One that combines the latest CSV with previous exports and dedupes:

import pandas as pd
import glob
import os
import datetime

headers = ['created_at', 'session_id', 'user_id', 'http_user_agent']
dtypes = {'created_at': 'str', 'session_id': 'str', 'user_id': 'str', 'http_user_agent': 'str'}
parse_dates = ['created_at']

# Get all the CSVs in the `input` subdirectory

path = os.getcwd()
all_files = glob.glob(os.path.join(path, "input", "*.csv"))

# Read into data frame
df_from_each_file = (pd.read_csv(f, sep=',', header=1, names=headers, dtype=dtypes, parse_dates=parse_dates) for f in all_files)

# Dedupe
df_dedupe = df_from_each_file.drop_duplicates()

# Save the data frame as a CSV in an `output` subdirectory with file name like `tableau_http_requests_combined.csv`

path = os.getcwd()
out_filename = r'tableau_http_requests_combined.csv'
out_location = os.path.join(path, "output", out_filename)

df_dedupe.to_csv(out_location, index=False, quoting=1) # 1 = QUOTE_ALL

And finally one that parses the user agent string into new columns:

import pandas as pd
import os
import datetime
import woothee as wt

# Set up file locations
path = os.getcwd()

in_filename = r'tableau_http_requests_combined.csv'
in_location = os.path.join(path, "output", in_filename)

out_filename = r'tableau_http_requests_parsed_{}.csv'.format(pd.to_datetime('today').strftime("%Y-%m-%d"))
out_location = os.path.join(path, "output", out_filename)

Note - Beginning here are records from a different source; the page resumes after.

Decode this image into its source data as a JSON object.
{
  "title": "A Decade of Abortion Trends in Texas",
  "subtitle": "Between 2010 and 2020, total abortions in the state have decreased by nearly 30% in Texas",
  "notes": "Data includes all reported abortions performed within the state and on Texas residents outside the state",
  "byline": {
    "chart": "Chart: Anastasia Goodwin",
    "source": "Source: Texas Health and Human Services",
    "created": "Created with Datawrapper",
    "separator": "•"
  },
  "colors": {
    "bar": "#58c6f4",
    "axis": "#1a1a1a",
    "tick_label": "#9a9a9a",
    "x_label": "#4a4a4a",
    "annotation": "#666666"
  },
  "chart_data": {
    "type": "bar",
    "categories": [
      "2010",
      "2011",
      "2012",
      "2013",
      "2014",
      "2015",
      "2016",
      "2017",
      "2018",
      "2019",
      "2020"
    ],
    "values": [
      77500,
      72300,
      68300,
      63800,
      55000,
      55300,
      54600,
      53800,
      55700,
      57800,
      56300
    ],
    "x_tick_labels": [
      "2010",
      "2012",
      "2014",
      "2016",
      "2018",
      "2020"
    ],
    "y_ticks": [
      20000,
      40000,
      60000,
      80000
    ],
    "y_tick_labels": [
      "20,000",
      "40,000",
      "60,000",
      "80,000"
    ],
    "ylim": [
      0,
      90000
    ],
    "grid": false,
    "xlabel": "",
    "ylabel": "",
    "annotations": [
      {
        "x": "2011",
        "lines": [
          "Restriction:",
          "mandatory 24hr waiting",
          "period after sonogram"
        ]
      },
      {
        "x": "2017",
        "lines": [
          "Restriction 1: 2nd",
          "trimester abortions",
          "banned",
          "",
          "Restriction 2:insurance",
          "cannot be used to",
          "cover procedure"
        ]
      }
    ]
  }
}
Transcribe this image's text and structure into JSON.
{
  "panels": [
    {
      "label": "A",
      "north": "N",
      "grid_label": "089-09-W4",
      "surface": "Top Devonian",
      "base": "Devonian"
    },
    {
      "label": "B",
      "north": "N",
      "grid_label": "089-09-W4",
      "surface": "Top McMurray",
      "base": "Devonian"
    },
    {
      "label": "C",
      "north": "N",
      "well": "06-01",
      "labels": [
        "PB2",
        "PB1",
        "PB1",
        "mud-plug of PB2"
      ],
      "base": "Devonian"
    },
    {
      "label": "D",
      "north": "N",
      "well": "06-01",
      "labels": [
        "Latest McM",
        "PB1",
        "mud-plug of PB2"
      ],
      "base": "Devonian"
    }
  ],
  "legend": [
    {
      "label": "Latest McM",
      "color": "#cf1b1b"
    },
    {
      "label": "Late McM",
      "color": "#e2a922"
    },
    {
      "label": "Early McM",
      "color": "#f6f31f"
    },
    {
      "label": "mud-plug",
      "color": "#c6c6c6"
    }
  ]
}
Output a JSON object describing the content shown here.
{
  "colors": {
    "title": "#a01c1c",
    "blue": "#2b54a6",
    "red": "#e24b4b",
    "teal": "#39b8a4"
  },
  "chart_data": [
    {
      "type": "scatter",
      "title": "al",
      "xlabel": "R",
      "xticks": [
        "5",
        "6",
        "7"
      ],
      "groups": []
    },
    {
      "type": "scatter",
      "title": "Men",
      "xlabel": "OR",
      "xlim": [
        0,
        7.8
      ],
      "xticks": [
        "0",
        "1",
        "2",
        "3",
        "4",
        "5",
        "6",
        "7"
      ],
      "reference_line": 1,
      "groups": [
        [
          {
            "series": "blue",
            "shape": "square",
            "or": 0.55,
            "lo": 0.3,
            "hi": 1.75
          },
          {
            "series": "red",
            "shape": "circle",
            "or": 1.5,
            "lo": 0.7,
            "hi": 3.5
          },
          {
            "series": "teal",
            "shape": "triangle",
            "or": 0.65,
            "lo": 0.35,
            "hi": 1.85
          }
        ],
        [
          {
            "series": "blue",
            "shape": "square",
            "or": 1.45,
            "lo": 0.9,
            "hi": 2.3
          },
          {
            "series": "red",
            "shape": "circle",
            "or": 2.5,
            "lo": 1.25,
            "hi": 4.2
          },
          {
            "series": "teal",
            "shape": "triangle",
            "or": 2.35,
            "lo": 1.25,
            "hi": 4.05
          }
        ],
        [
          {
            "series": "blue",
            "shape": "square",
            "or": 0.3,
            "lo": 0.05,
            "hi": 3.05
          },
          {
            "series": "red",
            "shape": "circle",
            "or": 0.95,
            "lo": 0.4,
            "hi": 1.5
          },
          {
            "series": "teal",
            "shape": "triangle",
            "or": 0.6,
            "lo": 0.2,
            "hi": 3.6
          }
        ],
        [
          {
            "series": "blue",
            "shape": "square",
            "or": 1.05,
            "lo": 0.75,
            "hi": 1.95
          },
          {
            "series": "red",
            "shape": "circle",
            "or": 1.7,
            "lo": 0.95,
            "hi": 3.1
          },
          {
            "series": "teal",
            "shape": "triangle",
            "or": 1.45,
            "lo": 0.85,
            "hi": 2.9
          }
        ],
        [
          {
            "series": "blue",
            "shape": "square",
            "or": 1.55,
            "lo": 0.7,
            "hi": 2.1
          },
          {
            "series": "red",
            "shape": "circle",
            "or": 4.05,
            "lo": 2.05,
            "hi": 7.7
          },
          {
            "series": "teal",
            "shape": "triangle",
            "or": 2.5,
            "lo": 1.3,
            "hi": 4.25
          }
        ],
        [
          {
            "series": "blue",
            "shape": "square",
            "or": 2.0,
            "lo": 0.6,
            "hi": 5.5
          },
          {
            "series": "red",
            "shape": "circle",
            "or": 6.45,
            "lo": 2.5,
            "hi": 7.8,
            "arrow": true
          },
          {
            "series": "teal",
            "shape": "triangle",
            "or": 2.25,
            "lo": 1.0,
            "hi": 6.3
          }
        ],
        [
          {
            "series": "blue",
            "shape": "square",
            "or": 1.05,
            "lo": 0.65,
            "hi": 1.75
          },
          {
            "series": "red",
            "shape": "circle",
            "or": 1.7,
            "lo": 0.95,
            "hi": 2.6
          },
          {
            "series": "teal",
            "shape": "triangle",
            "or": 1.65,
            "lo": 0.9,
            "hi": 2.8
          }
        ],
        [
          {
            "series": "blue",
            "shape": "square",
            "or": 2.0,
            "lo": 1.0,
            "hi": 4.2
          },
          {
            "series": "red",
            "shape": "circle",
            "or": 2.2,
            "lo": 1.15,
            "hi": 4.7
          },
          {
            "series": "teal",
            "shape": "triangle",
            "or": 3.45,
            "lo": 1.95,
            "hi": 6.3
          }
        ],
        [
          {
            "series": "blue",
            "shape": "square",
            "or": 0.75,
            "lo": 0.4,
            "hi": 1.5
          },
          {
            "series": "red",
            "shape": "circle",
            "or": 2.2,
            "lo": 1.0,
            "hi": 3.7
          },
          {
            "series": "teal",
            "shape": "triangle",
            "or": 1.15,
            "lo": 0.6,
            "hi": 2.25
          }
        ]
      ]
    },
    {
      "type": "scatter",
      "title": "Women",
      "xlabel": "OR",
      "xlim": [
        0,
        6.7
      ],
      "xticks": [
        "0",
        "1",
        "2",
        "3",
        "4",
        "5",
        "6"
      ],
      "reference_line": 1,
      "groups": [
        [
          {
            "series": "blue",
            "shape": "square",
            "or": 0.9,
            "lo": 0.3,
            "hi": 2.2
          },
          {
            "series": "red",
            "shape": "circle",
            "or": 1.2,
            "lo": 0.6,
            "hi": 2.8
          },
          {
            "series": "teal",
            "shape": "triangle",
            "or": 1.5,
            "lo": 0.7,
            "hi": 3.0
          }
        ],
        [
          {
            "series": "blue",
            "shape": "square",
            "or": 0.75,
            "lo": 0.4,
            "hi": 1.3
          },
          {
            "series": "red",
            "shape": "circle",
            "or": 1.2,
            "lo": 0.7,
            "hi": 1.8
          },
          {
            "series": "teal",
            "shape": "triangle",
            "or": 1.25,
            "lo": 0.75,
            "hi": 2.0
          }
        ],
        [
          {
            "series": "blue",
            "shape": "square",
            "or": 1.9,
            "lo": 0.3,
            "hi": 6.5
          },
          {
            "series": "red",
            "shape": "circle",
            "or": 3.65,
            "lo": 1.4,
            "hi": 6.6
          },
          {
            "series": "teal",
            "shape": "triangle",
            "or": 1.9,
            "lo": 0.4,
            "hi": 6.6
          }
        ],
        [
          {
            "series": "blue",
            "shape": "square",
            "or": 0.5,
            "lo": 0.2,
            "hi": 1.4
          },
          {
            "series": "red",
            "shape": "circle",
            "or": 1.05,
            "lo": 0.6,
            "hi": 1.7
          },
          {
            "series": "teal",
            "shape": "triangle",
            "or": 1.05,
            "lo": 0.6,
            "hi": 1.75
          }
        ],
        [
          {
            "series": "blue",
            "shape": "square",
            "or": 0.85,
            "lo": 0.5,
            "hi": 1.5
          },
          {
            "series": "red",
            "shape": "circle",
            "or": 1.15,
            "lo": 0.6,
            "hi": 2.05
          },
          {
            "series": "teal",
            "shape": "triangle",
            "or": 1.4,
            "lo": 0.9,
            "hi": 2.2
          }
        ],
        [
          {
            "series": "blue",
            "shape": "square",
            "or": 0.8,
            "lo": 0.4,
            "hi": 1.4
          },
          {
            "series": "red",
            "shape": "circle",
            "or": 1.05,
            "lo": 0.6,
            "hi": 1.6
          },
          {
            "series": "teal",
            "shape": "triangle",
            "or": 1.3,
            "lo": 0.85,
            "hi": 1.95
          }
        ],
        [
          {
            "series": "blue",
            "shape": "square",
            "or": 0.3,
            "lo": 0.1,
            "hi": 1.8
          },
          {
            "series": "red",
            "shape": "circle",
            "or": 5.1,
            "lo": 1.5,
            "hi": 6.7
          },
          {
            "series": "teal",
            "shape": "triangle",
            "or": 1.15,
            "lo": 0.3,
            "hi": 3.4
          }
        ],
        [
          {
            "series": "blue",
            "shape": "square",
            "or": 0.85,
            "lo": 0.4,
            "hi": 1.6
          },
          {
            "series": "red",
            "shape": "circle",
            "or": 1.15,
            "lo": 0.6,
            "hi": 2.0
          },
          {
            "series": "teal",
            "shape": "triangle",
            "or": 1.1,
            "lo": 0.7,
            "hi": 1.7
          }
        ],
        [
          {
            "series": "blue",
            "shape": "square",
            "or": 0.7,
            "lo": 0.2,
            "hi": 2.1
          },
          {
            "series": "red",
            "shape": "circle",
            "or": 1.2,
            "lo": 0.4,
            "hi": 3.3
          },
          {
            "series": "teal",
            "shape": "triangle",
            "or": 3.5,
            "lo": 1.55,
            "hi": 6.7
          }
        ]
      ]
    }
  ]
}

# Import the previously exported data
headers = ['created_at', 'session_id', 'user_id', 'http_user_agent']
dtypes = {'created_at': 'str', 'session_id': 'str', 'user_id': 'str', 'http_user_agent': 'str'}
parse_dates = ['created_at']
df = pd.read_csv(in_location, sep=',', header=1, names=headers, dtype=dtypes, parse_dates=parse_dates)

# Parse http user agent and append as new columns
df[['category','name','os','os_version','vendor','version']] = pd.read_json( (df.http_user_agent.apply(wt.parse)).to_json(), orient='index' )

# Save the result as CSV
df.to_csv(out_location)

Finally, here is the resulting truer picture of our device type usage:

That's much closer to the mobile usage pattern I expected

That’s much closer to the mobile usage pattern I expected

I was not surprised to see much lower mobile device usage than our initial analysis showed. However, I was puzzled at why any views on our internal dashboards would be categorized as “crawler,” but it turns out there is a reasonable explanation. The hits were all on a single dashboard and came from this HTTP user agent:

Mozilla/5.0 (X11; Linux x86_64) AppleWebKit/537.36 (KHTML, like Gecko; Google Web Preview) Chrome/41.0.2272.118 Safari/537.36

This appears to be from the Google Chrome browser’s default startup page, which shows thumbnail images of your frequently accessed web pages. This means one of our users is hitting a dashboard so often that it ranks among his top visited websites, so Chrome is returning to collect a souvenir postcard to post on his virtual refrigerator! :-D

Other approaches

Yet another route we could pursue is analyzing Tableau Server’s log data. Tableau offers a free utility called Logshark that parses these logs and generates Tableau workbooks. We could also feed those logs to a robust log collection and analytics platform like Splunk, which not only has its own front-end for viewing data but also has a native connector for Tableau. With these approaches, looking at device type data would be merely the tip of the iceburg. They enable not only comprehensive analysis of Tableau Server usage, but also are a great help for troubleshooting issues that users may be experiencing with Tableau Server dashboards.

Also, it’s important to keep in mind Tableau Server’s distinction between device type and screen size. While it’s good to be aware of how many of your users access your dashboards on desktops vs tablets vs phones, how you adapt your dashboards to serve those users is ultimately a function of screen size. If you use Tableau’s device layout features to adapt your dashboards for different screen sizes, Tableau Server will display the version that best fits the user’s browser window, regardless of whether the device displaying it is a desktop, tablet or smartphone.